25 KiB
		
	
	
	
	
	
	
	
			
		
		
	
	LLMemory Implementation Plan
Current Status: Phase 0 - Planning Complete
This document tracks implementation progress and provides step-by-step guidance for building LLMemory.
Phase 1: MVP (Simple LIKE Search)
Goal: Working CLI tool with basic search in 2-3 days
Status: Not Started
Trigger to Complete: All checkpoints passed, can store/search memories
Step 1.1: Project Setup
Effort: 30 minutes
Status: Not Started
cd llmemory
npm init -y
npm install better-sqlite3 commander chalk date-fns
npm install -D vitest typescript @types/node @types/better-sqlite3
Deliverables:
- package.json configured with dependencies
 - TypeScript configured (optional but recommended)
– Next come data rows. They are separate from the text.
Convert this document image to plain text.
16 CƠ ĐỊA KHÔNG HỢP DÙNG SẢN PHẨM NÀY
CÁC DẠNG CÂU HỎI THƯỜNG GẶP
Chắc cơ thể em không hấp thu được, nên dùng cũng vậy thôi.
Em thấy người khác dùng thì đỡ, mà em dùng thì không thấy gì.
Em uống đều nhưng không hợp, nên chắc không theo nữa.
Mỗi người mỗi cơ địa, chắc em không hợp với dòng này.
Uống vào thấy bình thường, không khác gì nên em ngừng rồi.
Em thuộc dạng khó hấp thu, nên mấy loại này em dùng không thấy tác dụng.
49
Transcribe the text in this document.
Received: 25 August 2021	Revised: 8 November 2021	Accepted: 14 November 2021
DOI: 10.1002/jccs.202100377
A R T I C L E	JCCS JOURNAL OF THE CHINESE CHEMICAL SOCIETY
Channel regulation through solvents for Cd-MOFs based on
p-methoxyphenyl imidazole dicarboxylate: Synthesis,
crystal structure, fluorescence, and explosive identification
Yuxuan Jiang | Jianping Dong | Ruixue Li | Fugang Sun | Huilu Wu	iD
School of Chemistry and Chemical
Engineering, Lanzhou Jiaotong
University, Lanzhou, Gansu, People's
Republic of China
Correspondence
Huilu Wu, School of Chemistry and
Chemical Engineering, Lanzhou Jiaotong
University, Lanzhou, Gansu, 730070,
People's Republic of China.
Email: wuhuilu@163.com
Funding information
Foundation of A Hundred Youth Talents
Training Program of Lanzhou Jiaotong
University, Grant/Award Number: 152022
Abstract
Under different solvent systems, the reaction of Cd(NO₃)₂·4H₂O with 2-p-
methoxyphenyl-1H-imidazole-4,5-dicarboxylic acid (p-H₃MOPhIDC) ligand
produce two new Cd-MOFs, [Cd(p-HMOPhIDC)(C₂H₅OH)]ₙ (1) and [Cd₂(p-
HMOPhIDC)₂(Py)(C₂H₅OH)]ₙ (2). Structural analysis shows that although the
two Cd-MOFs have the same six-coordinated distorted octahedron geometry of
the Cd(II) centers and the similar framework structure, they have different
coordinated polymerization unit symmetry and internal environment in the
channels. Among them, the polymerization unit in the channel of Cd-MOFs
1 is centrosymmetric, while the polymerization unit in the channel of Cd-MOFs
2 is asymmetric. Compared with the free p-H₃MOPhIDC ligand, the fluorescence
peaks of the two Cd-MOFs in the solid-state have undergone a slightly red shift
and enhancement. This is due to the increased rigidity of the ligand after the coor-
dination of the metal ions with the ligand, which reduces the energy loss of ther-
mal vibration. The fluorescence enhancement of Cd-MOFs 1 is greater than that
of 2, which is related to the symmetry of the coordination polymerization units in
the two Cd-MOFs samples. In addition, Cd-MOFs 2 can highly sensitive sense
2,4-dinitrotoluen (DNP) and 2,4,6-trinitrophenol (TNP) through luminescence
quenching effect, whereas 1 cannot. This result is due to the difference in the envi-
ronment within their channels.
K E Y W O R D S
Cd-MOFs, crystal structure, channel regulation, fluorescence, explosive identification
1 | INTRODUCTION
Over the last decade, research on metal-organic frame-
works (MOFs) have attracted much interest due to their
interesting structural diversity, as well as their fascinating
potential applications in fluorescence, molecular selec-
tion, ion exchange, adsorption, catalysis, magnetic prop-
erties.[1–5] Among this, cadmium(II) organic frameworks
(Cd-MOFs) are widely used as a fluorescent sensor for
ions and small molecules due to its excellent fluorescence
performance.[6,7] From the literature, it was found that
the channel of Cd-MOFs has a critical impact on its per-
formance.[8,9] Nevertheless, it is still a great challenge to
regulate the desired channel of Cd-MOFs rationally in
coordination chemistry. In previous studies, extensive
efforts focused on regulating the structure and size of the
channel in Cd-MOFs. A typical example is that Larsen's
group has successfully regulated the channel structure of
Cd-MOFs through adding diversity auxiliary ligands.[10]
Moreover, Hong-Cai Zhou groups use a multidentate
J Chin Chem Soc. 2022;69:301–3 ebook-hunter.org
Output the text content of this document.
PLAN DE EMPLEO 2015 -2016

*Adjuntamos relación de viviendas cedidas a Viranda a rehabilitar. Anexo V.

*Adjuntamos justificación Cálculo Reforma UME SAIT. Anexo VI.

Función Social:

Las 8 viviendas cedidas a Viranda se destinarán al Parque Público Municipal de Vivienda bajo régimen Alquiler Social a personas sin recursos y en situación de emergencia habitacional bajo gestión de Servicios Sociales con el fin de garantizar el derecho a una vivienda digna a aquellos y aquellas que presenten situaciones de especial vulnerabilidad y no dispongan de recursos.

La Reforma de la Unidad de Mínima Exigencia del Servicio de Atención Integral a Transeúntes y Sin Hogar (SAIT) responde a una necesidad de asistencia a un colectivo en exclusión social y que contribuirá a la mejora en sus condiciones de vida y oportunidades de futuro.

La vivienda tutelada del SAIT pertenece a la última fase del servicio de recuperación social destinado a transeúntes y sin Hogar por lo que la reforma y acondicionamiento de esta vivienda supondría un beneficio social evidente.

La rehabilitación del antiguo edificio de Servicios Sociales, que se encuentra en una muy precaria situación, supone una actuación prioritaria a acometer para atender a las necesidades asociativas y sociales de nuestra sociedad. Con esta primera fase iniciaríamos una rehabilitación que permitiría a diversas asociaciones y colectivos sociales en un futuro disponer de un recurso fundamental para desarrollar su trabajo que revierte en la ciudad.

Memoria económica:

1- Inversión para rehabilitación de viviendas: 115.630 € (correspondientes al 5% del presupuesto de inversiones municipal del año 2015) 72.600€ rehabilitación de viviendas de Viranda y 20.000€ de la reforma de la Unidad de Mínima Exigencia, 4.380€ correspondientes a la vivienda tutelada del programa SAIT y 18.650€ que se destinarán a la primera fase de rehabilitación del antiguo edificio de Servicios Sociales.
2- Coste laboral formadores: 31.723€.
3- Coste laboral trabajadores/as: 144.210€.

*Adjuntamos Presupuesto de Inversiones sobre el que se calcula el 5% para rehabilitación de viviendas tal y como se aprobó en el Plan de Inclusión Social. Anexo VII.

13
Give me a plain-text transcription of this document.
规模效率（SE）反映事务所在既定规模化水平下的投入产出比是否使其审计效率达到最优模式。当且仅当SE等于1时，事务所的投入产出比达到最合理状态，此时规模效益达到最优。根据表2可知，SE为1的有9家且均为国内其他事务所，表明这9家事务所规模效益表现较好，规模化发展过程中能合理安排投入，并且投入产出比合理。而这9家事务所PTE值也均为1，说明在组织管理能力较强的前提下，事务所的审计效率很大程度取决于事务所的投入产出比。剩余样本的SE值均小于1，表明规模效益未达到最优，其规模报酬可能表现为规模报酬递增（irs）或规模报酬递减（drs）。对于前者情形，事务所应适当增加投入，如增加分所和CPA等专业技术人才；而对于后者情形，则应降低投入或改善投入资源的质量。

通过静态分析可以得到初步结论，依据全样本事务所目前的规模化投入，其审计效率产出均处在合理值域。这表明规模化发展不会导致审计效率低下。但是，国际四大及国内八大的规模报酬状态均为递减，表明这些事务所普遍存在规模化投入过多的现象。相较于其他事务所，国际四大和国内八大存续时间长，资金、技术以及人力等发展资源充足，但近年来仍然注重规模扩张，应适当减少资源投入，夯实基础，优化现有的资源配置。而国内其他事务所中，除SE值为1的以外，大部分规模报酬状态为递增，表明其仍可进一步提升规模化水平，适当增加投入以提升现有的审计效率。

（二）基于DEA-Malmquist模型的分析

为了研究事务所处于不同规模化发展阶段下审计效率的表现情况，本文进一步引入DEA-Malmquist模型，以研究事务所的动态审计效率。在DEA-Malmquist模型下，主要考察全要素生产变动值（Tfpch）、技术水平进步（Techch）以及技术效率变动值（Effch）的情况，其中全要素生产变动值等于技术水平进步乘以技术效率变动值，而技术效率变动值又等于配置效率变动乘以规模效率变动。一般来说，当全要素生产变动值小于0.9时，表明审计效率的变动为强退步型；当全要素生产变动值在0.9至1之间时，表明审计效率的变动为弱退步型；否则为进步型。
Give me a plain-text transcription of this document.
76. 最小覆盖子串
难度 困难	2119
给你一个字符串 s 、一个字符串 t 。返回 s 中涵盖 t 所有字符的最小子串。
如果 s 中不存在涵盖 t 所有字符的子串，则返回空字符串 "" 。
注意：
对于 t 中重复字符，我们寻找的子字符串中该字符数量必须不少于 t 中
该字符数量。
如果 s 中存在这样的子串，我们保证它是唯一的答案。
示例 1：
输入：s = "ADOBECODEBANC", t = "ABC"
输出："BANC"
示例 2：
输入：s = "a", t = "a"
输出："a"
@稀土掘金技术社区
 - Git initialized with .gitignore
 - bin/memory executable created
 
Checkpoint: Run npm list - all dependencies installed
Step 1.2: Database Layer - Schema & Connection
Effort: 2 hours
Status: Not Started
Files to create:
src/db/connection.js- Database connection and initializationsrc/db/schema.js- Phase 1 schema (memories, tags, memory_tags)src/db/queries.js- Prepared statements
Schema (Phase 1):
CREATE TABLE memories (
  id INTEGER PRIMARY KEY AUTOINCREMENT,
  content TEXT NOT NULL CHECK(length(content) <= 10000),
  created_at INTEGER NOT NULL DEFAULT (strftime('%s', 'now')),
  entered_by TEXT,
  expires_at INTEGER,
  CHECK(expires_at IS NULL OR expires_at > created_at)
);
CREATE TABLE tags (
  id INTEGER PRIMARY KEY AUTOINCREMENT,
  name TEXT NOT NULL UNIQUE COLLATE NOCASE,
  created_at INTEGER NOT NULL DEFAULT (strftime('%s', 'now'))
);
CREATE TABLE memory_tags (
  memory_id INTEGER NOT NULL,
  tag_id INTEGER NOT NULL,
  PRIMARY KEY (memory_id, tag_id),
  FOREIGN KEY (memory_id) REFERENCES memories(id) ON DELETE CASCADE,
  FOREIGN KEY (tag_id) REFERENCES tags(id) ON DELETE CASCADE
);
CREATE TABLE metadata (
  key TEXT PRIMARY KEY,
  value TEXT NOT NULL
);
CREATE INDEX idx_memories_created ON memories(created_at DESC);
CREATE INDEX idx_memories_expires ON memories(expires_at) WHERE expires_at IS NOT NULL;
CREATE INDEX idx_tags_name ON tags(name);
CREATE INDEX idx_memory_tags_tag ON memory_tags(tag_id);
Implementation checklist:
- Database connection with WAL mode enabled
 - Schema creation on first run
 - Metadata table initialized (schema_version: 1)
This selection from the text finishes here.